Consider Andrew Friedman, who owns Liberty Bar in the city's Capitol Hill neighborhood. Working Washington notes that Friedman was one of the most outspoken opponents of Seattle’s $15 minimum wage law, and helped lead the Forward Seattle effort to repeal the law. "Your favorite indie shop is out of business if $15 an hour happens," Friedman said in March of 2014. "Local independent businesses WILL close, many of your neighbors WILL be out of work."

Since the minimum wage increase took effect in April, Friedman has opened a second bar in the same neighborhood.

For another example of a Chicken Little prediction, turn to Angela and Ethan Stowell, who own a medium-sized chain of well-regarded Seattle restaurants and "repeatedly predicted grave consequences" for the city's restaurants if the minimum wage rose to $15 an hour. "Local, independent restaurants and retailers will be the ones who are really going to struggle and some will go out of business," Angela Stowell said in June 2014.
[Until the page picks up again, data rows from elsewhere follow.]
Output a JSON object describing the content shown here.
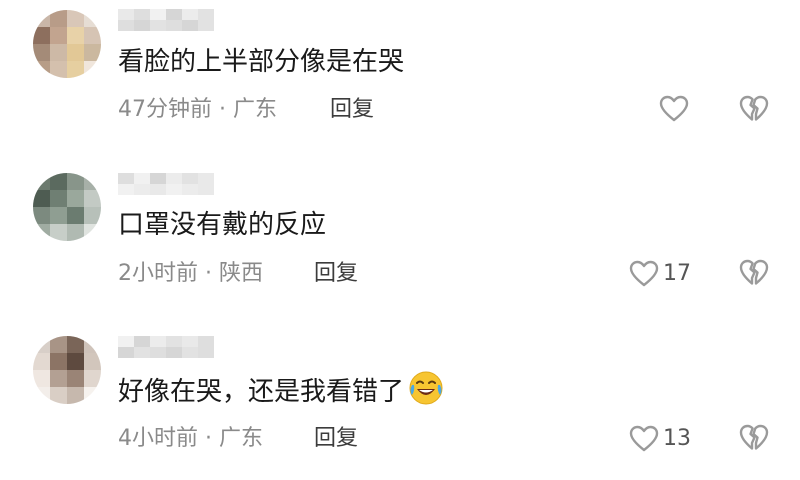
{
  "comments": [
    {
      "text": "看脸的上半部分像是在哭",
      "time": "47分钟前",
      "location": "广东",
      "reply_label": "回复",
      "likes": "",
      "avatar_colors": [
        "#c9b6a8",
        "#b89c88",
        "#d9c7b8",
        "#e6ddd4",
        "#8d6f5e",
        "#c2a48f",
        "#e8d2a8",
        "#d6c4b4",
        "#a48b78",
        "#cdb9a6",
        "#e2c896",
        "#cbb89f",
        "#b79d87",
        "#d4c0ad",
        "#e6cfa0",
        "#f0e6dc"
      ]
    },
    {
      "text": "口罩没有戴的反应",
      "time": "2小时前",
      "location": "陕西",
      "reply_label": "回复",
      "likes": "17",
      "avatar_colors": [
        "#6c7a6e",
        "#5b6a5f",
        "#88958a",
        "#a7b0a8",
        "#4e5c52",
        "#6f7f73",
        "#9aa89c",
        "#c3cac4",
        "#7c8a7f",
        "#8f9e92",
        "#6b7c70",
        "#b7c0b9",
        "#a0aca2",
        "#c7cec8",
        "#b0bab2",
        "#dfe3df"
      ]
    },
    {
      "text": "好像在哭，还是我看错了",
      "time": "4小时前",
      "location": "广东",
      "reply_label": "回复",
      "likes": "13",
      "avatar_colors": [
        "#d8cfc8",
        "#a89486",
        "#7a6558",
        "#cfc3ba",
        "#e3d9d1",
        "#8c7465",
        "#5e4a3f",
        "#d2c6bc",
        "#efe7e1",
        "#b3a093",
        "#9a8476",
        "#e0d6ce",
        "#f3eeea",
        "#d9cec5",
        "#c6b8ad",
        "#f6f2ee"
      ]
    }
  ],
  "separator": "·",
  "colors": {
    "text": "#1a1a1a",
    "meta": "#8a8a8a",
    "icon": "#9a9a9a"
  }
}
However, Ethan Stowell Restaurants recently announced plans to open three new restaurants—all in Seattle—in the year ahead. And last month, Ethan Stowell said: "In the end, I don't think a lot of restaurants will lose a lot of business from [the new minimum wage]. Ultimately it's really good for the industry and I think everyone is going to settle down and the average customer is going to keep going out to eat like they always have. It's a bit of a storm for a little while, but I think people like to go out to dinner and ultimately restaurants and employers and employees will figure out a way that works well for everyone."